Option Default Description
--url localhost:8080 Server URL. The scheme and /v1 are optional and a trailing slash is fine, so localhost:8080 and http://localhost:8080/v1/ both work.
--model none Optional model field sent in each request.
--bench qualitative SPEED-Bench config, e.g. qualitative, throughput_1k. See available dataset variants.
--category all Category filter within the bench; comma-separated list or all. For qualitative the categories are coding, humanities, math, multilingual, qa, rag, reasoning, roleplay, stem, summarization, writing. For the throughput_{ISL} splits they are high_entropy, low_entropy, mixed.
--osl 1024 Output sequence length, mapped to max_tokens.
--extra-inputs {"temperature":0} Extra request fields as a JSON object.
--concurrency 1 Concurrent client requests; usually match --np.
--limit none Max samples per category (handy for smoke tests).
--timeout 600 Per-request timeout in seconds.
--output none Save raw per-request results and the summary to JSON.

A few common ones:

  • --category all runs every category in the bench.
  • --category coding,math runs just those two.
  • --bench throughput_8k runs a fixed-input-length throughput split.
  • --limit 8 keeps at most 8 samples per category, which is enough for a quick check.

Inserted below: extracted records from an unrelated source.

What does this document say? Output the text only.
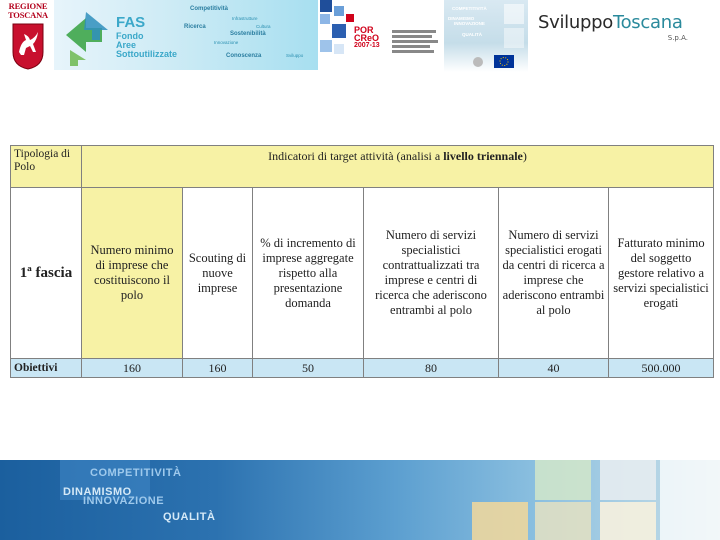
REGIONE TOSCANA	FAS
Fondo
Aree
Sottoutilizzate
Competitività
Infrastrutture
Ricerca	Cultura
Sostenibilità
Innovazione
Conoscenza	Sviluppo
POR
CReO
2007-13
COMPETITIVITÀ
DINAMISMO
INNOVAZIONE
QUALITÀ
SviluppoToscana
S.p.A.
Tipologia di Polo	Indicatori di target attività (analisi a livello triennale)					
1ª fascia	Numero minimo di imprese che costituiscono il polo	Scouting di nuove imprese	% di incremento di imprese aggregate rispetto alla presentazione domanda	Numero di servizi specialistici contrattualizzati tra imprese e centri di ricerca che aderiscono entrambi al polo	Numero di servizi specialistici erogati da centri di ricerca a imprese che aderiscono entrambi al polo	Fatturato minimo del soggetto gestore relativo a servizi specialistici erogati
Obiettivi	160	160	50	80	40	500.000
COMPETITIVITÀ
DINAMISMO
INNOVAZIONE
QUALITÀ
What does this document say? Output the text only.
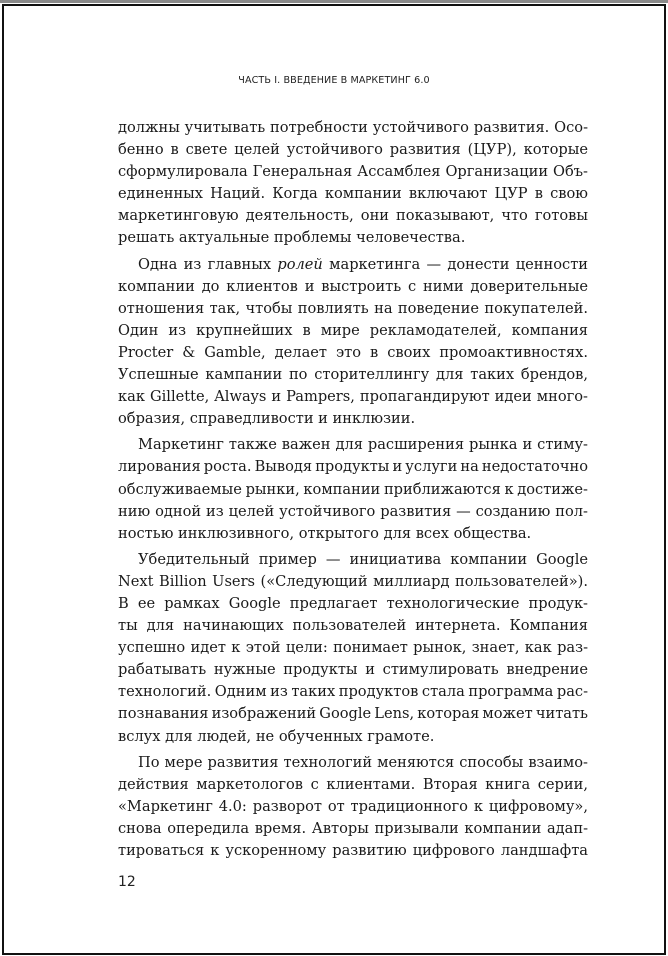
ЧАСТЬ I. ВВЕДЕНИЕ В МАРКЕТИНГ 6.0
должны учитывать потребности устойчивого развития. Осо-
бенно в свете целей устойчивого развития (ЦУР), которые
сформулировала Генеральная Ассамблея Организации Объ-
единенных Наций. Когда компании включают ЦУР в свою
маркетинговую деятельность, они показывают, что готовы
решать актуальные проблемы человечества.
Одна из главных ролей маркетинга — донести ценности
компании до клиентов и выстроить с ними доверительные
отношения так, чтобы повлиять на поведение покупателей.
Один из крупнейших в мире рекламодателей, компания
Procter & Gamble, делает это в своих промоактивностях.
Успешные кампании по сторителлингу для таких брендов,
как Gillette, Always и Pampers, пропагандируют идеи много-
образия, справедливости и инклюзии.
Маркетинг также важен для расширения рынка и стиму-
лирования роста. Выводя продукты и услуги на недостаточно
обслуживаемые рынки, компании приближаются к достиже-
нию одной из целей устойчивого развития — созданию пол-
ностью инклюзивного, открытого для всех общества.
Убедительный пример — инициатива компании Google
Next Billion Users («Следующий миллиард пользователей»).
В ее рамках Google предлагает технологические продук-
ты для начинающих пользователей интернета. Компания
успешно идет к этой цели: понимает рынок, знает, как раз-
рабатывать нужные продукты и стимулировать внедрение
технологий. Одним из таких продуктов стала программа рас-
познавания изображений Google Lens, которая может читать
вслух для людей, не обученных грамоте.
По мере развития технологий меняются способы взаимо-
действия маркетологов с клиентами. Вторая книга серии,
«Маркетинг 4.0: разворот от традиционного к цифровому»,
снова опередила время. Авторы призывали компании адап-
тироваться к ускоренному развитию цифрового ландшафта
12
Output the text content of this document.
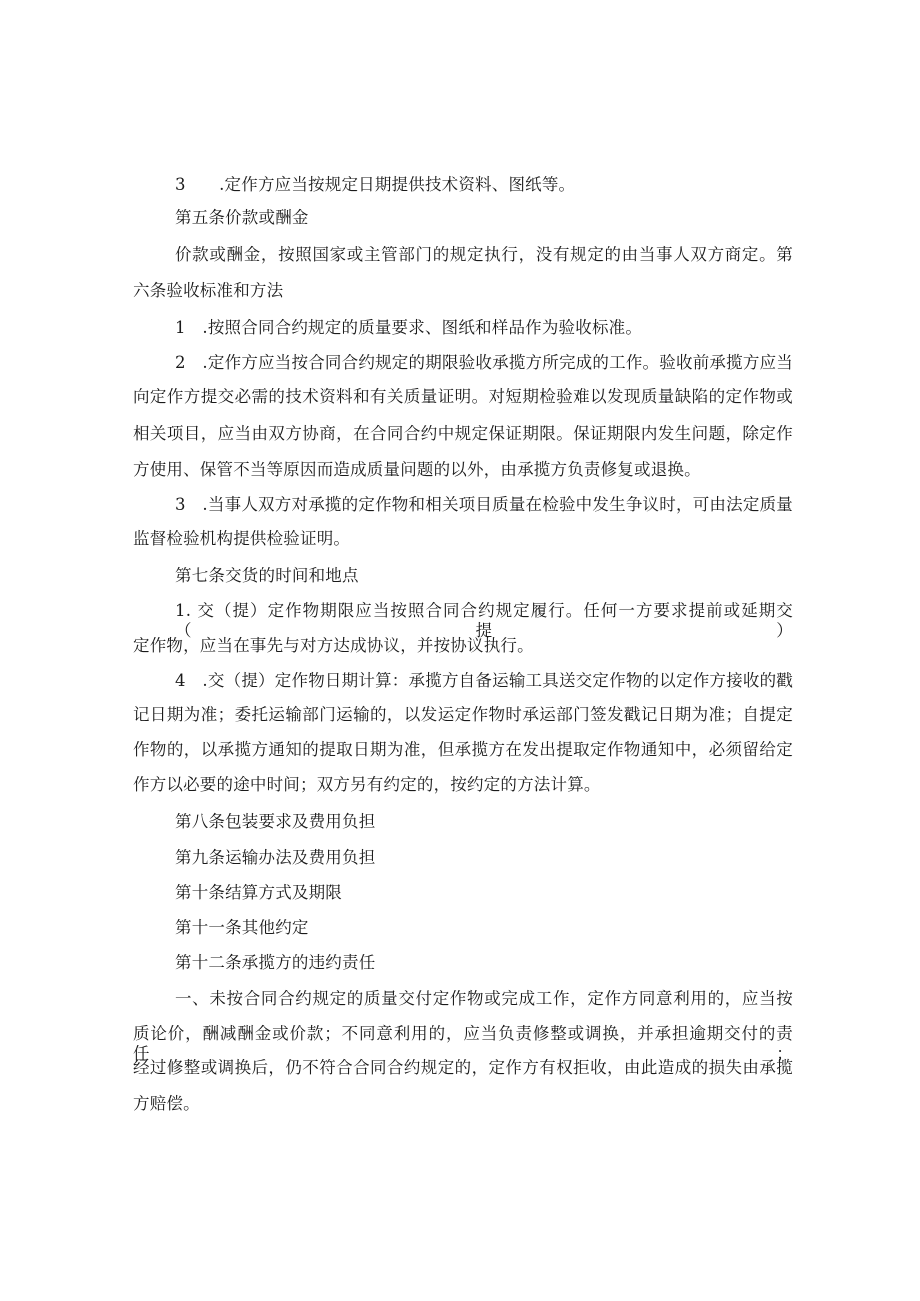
3　　.定作方应当按规定日期提供技术资料、图纸等。
第五条价款或酬金
价款或酬金，按照国家或主管部门的规定执行，没有规定的由当事人双方商定。第
六条验收标准和方法
1　.按照合同合约规定的质量要求、图纸和样品作为验收标准。
2　.定作方应当按合同合约规定的期限验收承揽方所完成的工作。验收前承揽方应当
向定作方提交必需的技术资料和有关质量证明。对短期检验难以发现质量缺陷的定作物或
相关项目，应当由双方协商，在合同合约中规定保证期限。保证期限内发生问题，除定作
方使用、保管不当等原因而造成质量问题的以外，由承揽方负责修复或退换。
3　.当事人双方对承揽的定作物和相关项目质量在检验中发生争议时，可由法定质量
监督检验机构提供检验证明。
第七条交货的时间和地点
1. 交（提）定作物期限应当按照合同合约规定履行。任何一方要求提前或延期交（提）
定作物，应当在事先与对方达成协议，并按协议执行。
4　.交（提）定作物日期计算：承揽方自备运输工具送交定作物的以定作方接收的戳
记日期为准；委托运输部门运输的，以发运定作物时承运部门签发戳记日期为准；自提定
作物的，以承揽方通知的提取日期为准，但承揽方在发出提取定作物通知中，必须留给定
作方以必要的途中时间；双方另有约定的，按约定的方法计算。
第八条包装要求及费用负担
第九条运输办法及费用负担
第十条结算方式及期限
第十一条其他约定
第十二条承揽方的违约责任
一、未按合同合约规定的质量交付定作物或完成工作，定作方同意利用的，应当按
质论价，酬减酬金或价款；不同意利用的，应当负责修整或调换，并承担逾期交付的责任；
经过修整或调换后，仍不符合合同合约规定的，定作方有权拒收，由此造成的损失由承揽
方赔偿。
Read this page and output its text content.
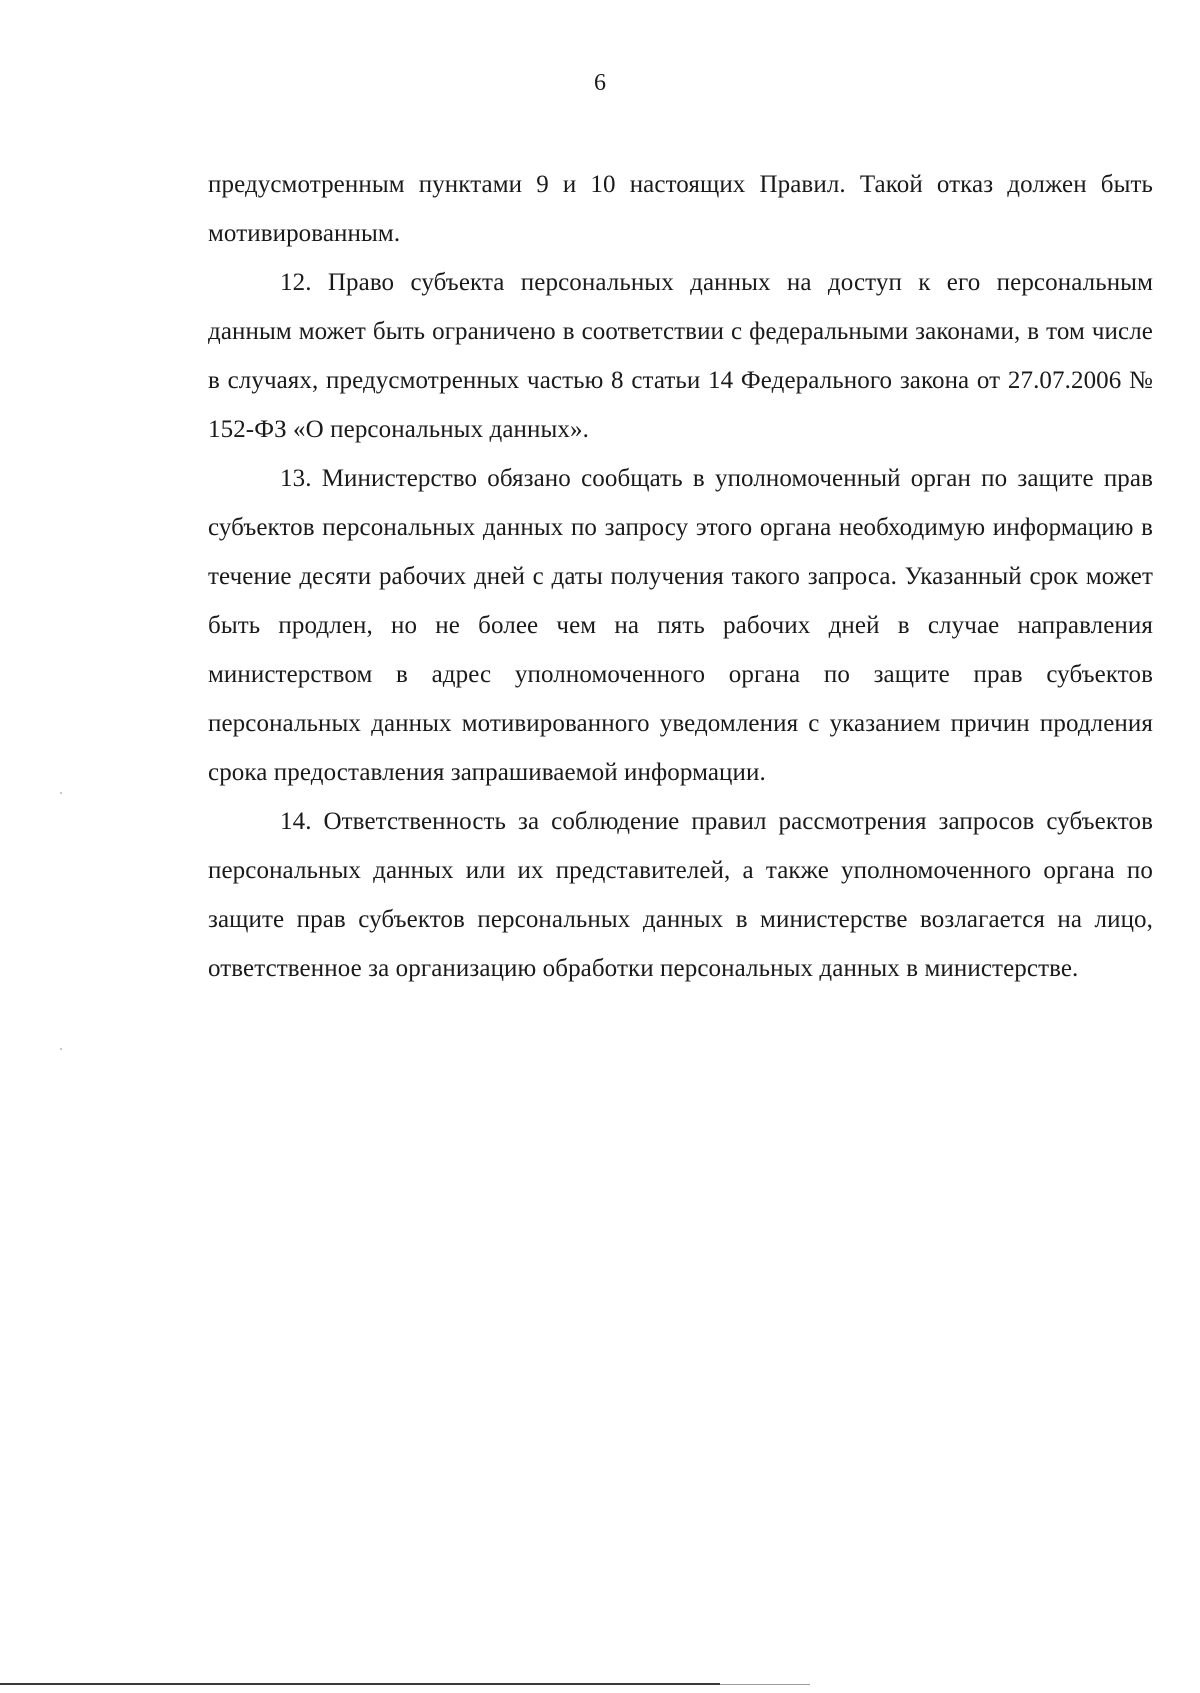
6

предусмотренным пунктами 9 и 10 настоящих Правил. Такой отказ должен быть мотивированным.

12. Право субъекта персональных данных на доступ к его персональным данным может быть ограничено в соответствии с федеральными законами, в том числе в случаях, предусмотренных частью 8 статьи 14 Федерального закона от 27.07.2006 № 152-ФЗ «О персональных данных».

13. Министерство обязано сообщать в уполномоченный орган по защите прав субъектов персональных данных по запросу этого органа необходимую информацию в течение десяти рабочих дней с даты получения такого запроса. Указанный срок может быть продлен, но не более чем на пять рабочих дней в случае направления министерством в адрес уполномоченного органа по защите прав субъектов персональных данных мотивированного уведомления с указанием причин продления срока предоставления запрашиваемой информации.

14. Ответственность за соблюдение правил рассмотрения запросов субъектов персональных данных или их представителей, а также уполномоченного органа по защите прав субъектов персональных данных в министерстве возлагается на лицо, ответственное за организацию обработки персональных данных в министерстве.
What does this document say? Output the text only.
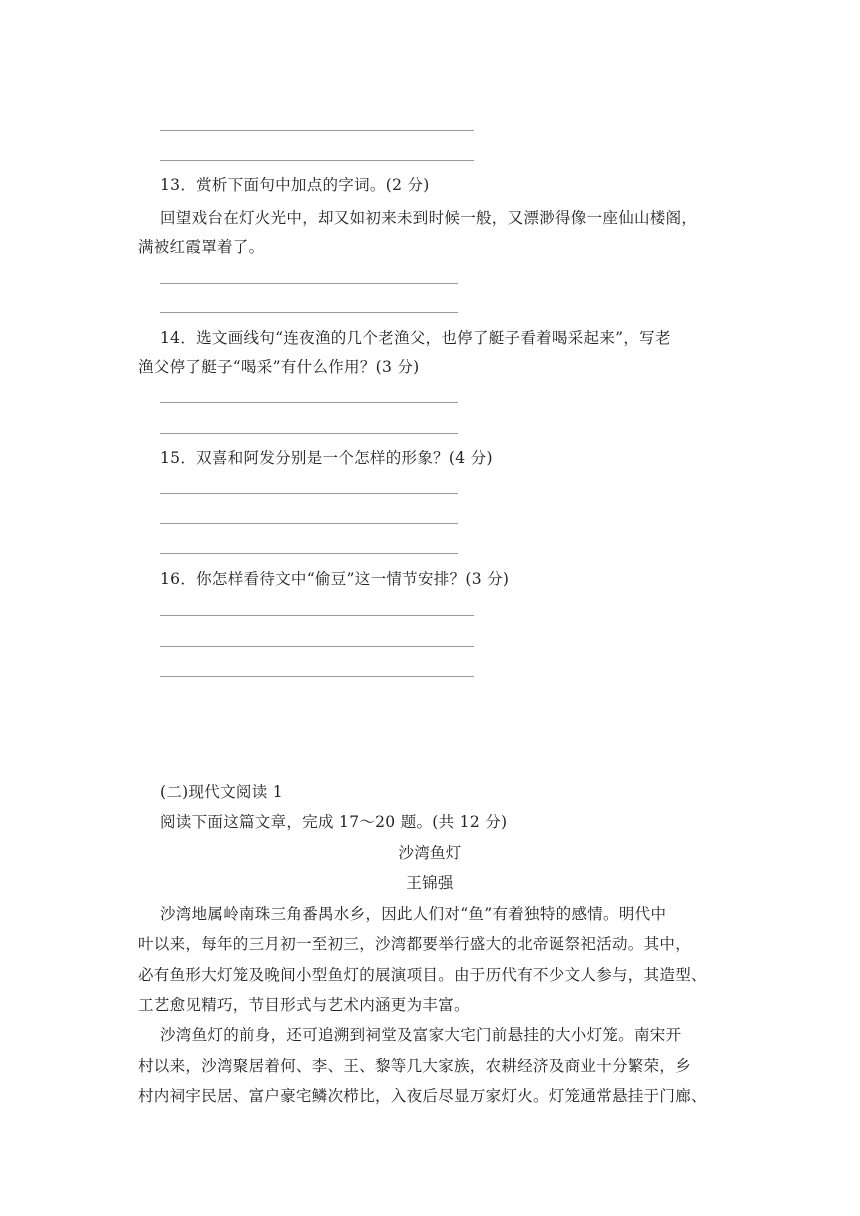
13．赏析下面句中加点的字词。(2 分)
回望戏台在灯火光中，却又如初来未到时候一般，又漂渺得像一座仙山楼阁，
满被红霞罩着了。
14．选文画线句“连夜渔的几个老渔父，也停了艇子看着喝采起来”，写老
渔父停了艇子“喝采”有什么作用？(3 分)
15．双喜和阿发分别是一个怎样的形象？(4 分)
16．你怎样看待文中“偷豆”这一情节安排？(3 分)
(二)现代文阅读 1
阅读下面这篇文章，完成 17～20 题。(共 12 分)
沙湾鱼灯
王锦强
沙湾地属岭南珠三角番禺水乡，因此人们对“鱼”有着独特的感情。明代中
叶以来，每年的三月初一至初三，沙湾都要举行盛大的北帝诞祭祀活动。其中，
必有鱼形大灯笼及晚间小型鱼灯的展演项目。由于历代有不少文人参与，其造型、
工艺愈见精巧，节目形式与艺术内涵更为丰富。
沙湾鱼灯的前身，还可追溯到祠堂及富家大宅门前悬挂的大小灯笼。南宋开
村以来，沙湾聚居着何、李、王、黎等几大家族，农耕经济及商业十分繁荣，乡
村内祠宇民居、富户豪宅鳞次栉比，入夜后尽显万家灯火。灯笼通常悬挂于门廊、
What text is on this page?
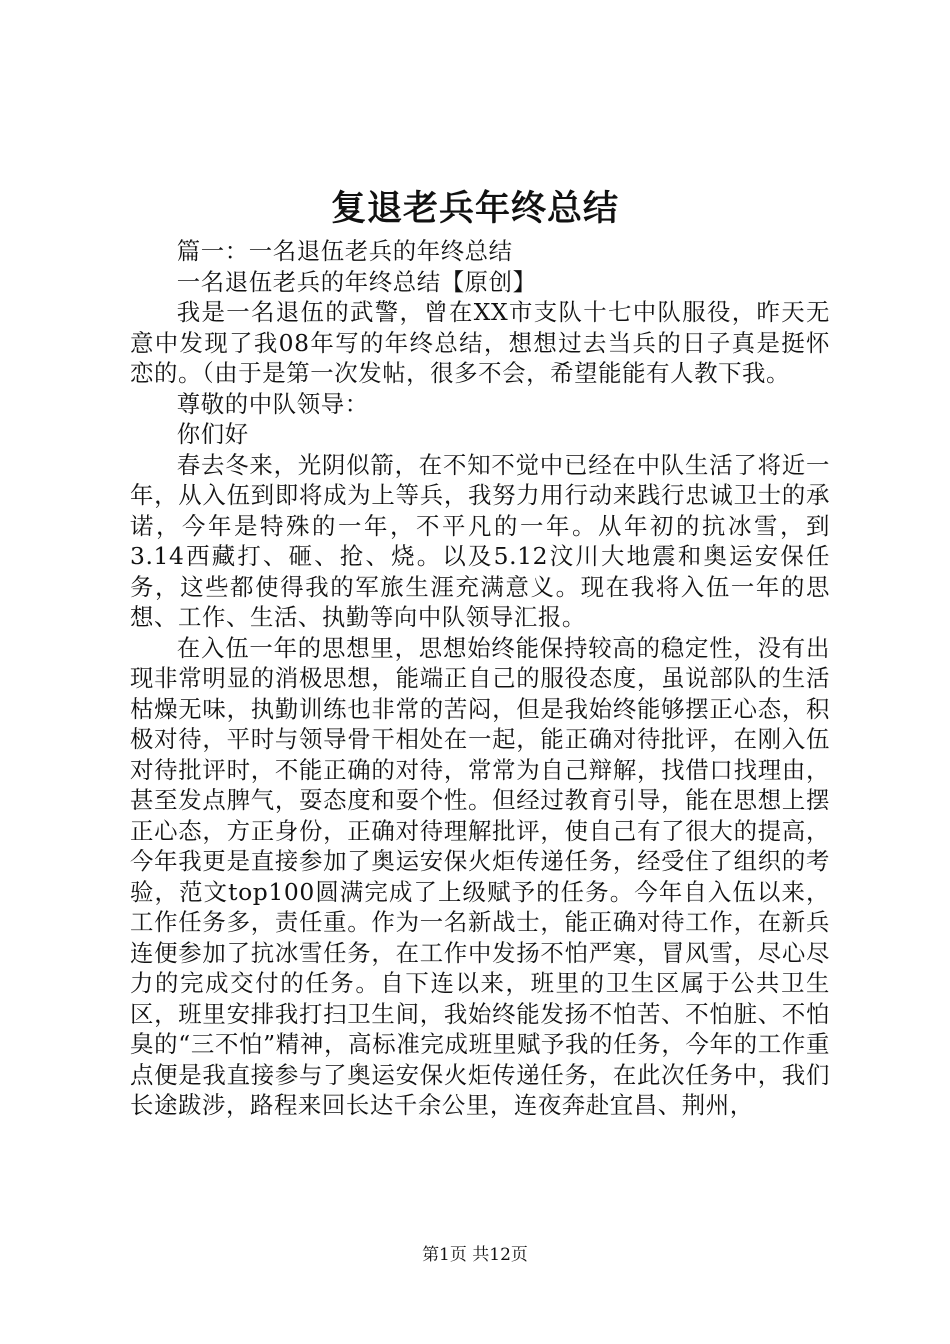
复退老兵年终总结

篇一：一名退伍老兵的年终总结

一名退伍老兵的年终总结【原创】

我是一名退伍的武警，曾在XX市支队十七中队服役，昨天无意中发现了我08年写的年终总结，想想过去当兵的日子真是挺怀恋的。（由于是第一次发帖，很多不会，希望能能有人教下我。

尊敬的中队领导：

你们好

春去冬来，光阴似箭，在不知不觉中已经在中队生活了将近一年，从入伍到即将成为上等兵，我努力用行动来践行忠诚卫士的承诺，今年是特殊的一年，不平凡的一年。从年初的抗冰雪，到3.14西藏打、砸、抢、烧。以及5.12汶川大地震和奥运安保任务，这些都使得我的军旅生涯充满意义。现在我将入伍一年的思想、工作、生活、执勤等向中队领导汇报。

在入伍一年的思想里，思想始终能保持较高的稳定性，没有出现非常明显的消极思想，能端正自己的服役态度，虽说部队的生活枯燥无味，执勤训练也非常的苦闷，但是我始终能够摆正心态，积极对待，平时与领导骨干相处在一起，能正确对待批评，在刚入伍对待批评时，不能正确的对待，常常为自己辩解，找借口找理由，甚至发点脾气，耍态度和耍个性。但经过教育引导，能在思想上摆正心态，方正身份，正确对待理解批评，使自己有了很大的提高，今年我更是直接参加了奥运安保火炬传递任务，经受住了组织的考验，范文top100圆满完成了上级赋予的任务。今年自入伍以来，工作任务多，责任重。作为一名新战士，能正确对待工作，在新兵连便参加了抗冰雪任务，在工作中发扬不怕严寒，冒风雪，尽心尽力的完成交付的任务。自下连以来，班里的卫生区属于公共卫生区，班里安排我打扫卫生间，我始终能发扬不怕苦、不怕脏、不怕臭的“三不怕”精神，高标准完成班里赋予我的任务，今年的工作重点便是我直接参与了奥运安保火炬传递任务，在此次任务中，我们长途跋涉，路程来回长达千余公里，连夜奔赴宜昌、荆州，

第1页 共12页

The throughput_{ISL} splits use fixed input lengths (1k - 32k), so they are handy for long-context testing and for comparing different llama-server batching settings (e.g. sweeping -ub / --ubatch-size) on prompts of a known size. Make sure the server -c is large enough for the chosen split. When raising -ub, also raise -b to at least the same value, since the physical ubatch cannot exceed the logical batch.

When --output is given, the JSON file holds the run config, the selected_samples / completed_samples / failed_samples counts, the per-category summary rows, and the per-sample results.

Metrics

The summary prints one row per category plus an overall row:

  • samples - how many samples finished successfully.
  • avg_prompt_t/s - prefill throughput from llama.cpp (timings.prompt_per_second), averaged over the category's samples.
  • avg_pred_t/s - decode throughput from llama.cpp (timings.predicted_per_second), averaged over the category's samples.
  • avg_latency - average end-to-end request latency seen by the client.
  • accept_rate - accepted / draft_n over the category, or n/a if nothing was drafted (draft_n == 0).

Baseline vs speculative decoding

Save a run from each server with --output, then diff the two JSON files with speed_bench_compare.py.

First, start a plain llama-server (no speculative decoding) and save a baseline:

python tools/server/bench/speed-bench/speed_bench.py \
  --url localhost:8080 \
  --bench qualitative \
  --category all \
  --osl 1024 \
  --concurrency 1 \
  --output baseline.json

Then restart llama-server with speculative decoding enabled and save another run:

python tools/server/bench/speed-bench/speed_bench.py \
  --url localhost:8080 \
  --bench qualitative \
  --category all \
  --osl 1024 \
  --concurrency 1 \
  --output spec.json

Finally compare the two:

python tools/server/bench/speed-bench/speed_bench_compare.py \
  --baseline baseline.json \
  --speculative spec.json

The comparison table adds:

  • decode_speedup = spec_avg_pred_t/s / base_avg_pred_t/s
  • latency_speedup = base_avg_latency / spec_avg_latency

Keep --bench, --category, --osl, and --limit the same across both runs, otherwise they won't be using the same prompts.